Enhancing Sales Efficiency Through Predictive Lead Score
Developed a machine learning model to predict and score sales leads, significantly improving conversion rates.

In the competitive landscape of sales, focusing on the right leads can make a significant difference in revenue generation. Companies often struggle to determine the value of each lead, including the likelihood of future conversion and potential spending. Without a clear strategy, sales teams may waste time and resources on leads that are less likely to convert, thereby missing opportunities to close deals faster.

Category: AI & Machine Learning
Technologies: Python, Scikit-learn, TensorFlow, SQL, FastAPI

Problem Statement
Identifying High-Value Leads for Targeted Sales Efforts Many companies face challenges in determining which leads are most likely to convert into high-revenue customers. Without a reliable model to predict conversion likelihood and potential revenue, sales reps may not effectively prioritize their efforts. This can lead to inefficient use of resources and missed opportunities, as the time taken to convert low-priority leads could be better spent on more promising prospects.

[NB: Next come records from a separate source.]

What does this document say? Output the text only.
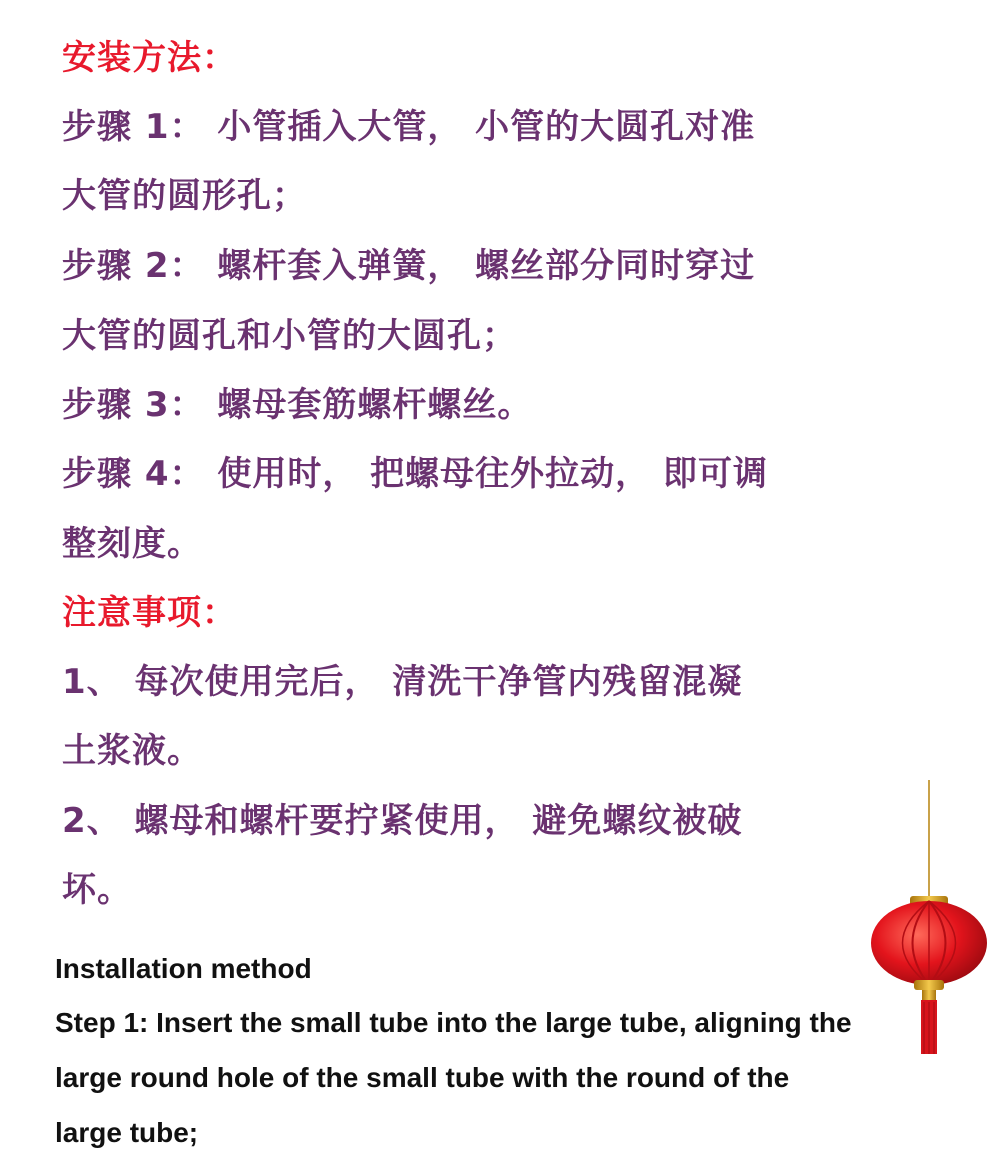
安装方法：
步骤 1： 小管插入大管， 小管的大圆孔对准
大管的圆形孔；
步骤 2： 螺杆套入弹簧， 螺丝部分同时穿过
大管的圆孔和小管的大圆孔；
步骤 3： 螺母套筋螺杆螺丝。
步骤 4： 使用时， 把螺母往外拉动， 即可调
整刻度。
注意事项：
1、 每次使用完后， 清洗干净管内残留混凝
土浆液。
2、 螺母和螺杆要拧紧使用， 避免螺纹被破
坏。
Installation method
Step 1: Insert the small tube into the large tube, aligning the
large round hole of the small tube with the round of the
large tube;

The company needed a solution to analyse historical data and predict which leads would generate the most revenue, allowing for a more focused and efficient sales strategy.

Solution

1. Solution Implementation:

  • Deployed advanced AI/ML techniques seamlessly integrated with the company's existing workflow.
  • Thorough classification of historical data, including demographic details, previous interactions, and conversion outcomes.

2. Data Segmentation:

  • Used a classification algorithm to segment data into two distinct groups: leads likely to convert and those unlikely to do so.

3. Probability Scoring:

  • Assigned a probability score to each lead to predict their future conversion potential.
  • High-probability leads were routed to top-performing sales agents for optimal attention and expertise.

4. Results and Benefits:

  • Increased accuracy of lead targeting.
  • Optimized overall efficiency of the sales process.
  • Continuous learning and improvement through machine learning models.
  • Adaptation to changing market dynamics for maintaining a competitive edge.

Conclusion
The integration of AI/ML into the company's sales process fundamentally transformed how leads were managed and prioritized. By employing advanced classification algorithms and probability-based lead scoring, the company was able to maximize its sales efforts, leading to faster deal closures and increased revenue. This approach exemplifies the power of machine learning in enhancing sales strategies and driving business success through more intelligent and efficient lead management.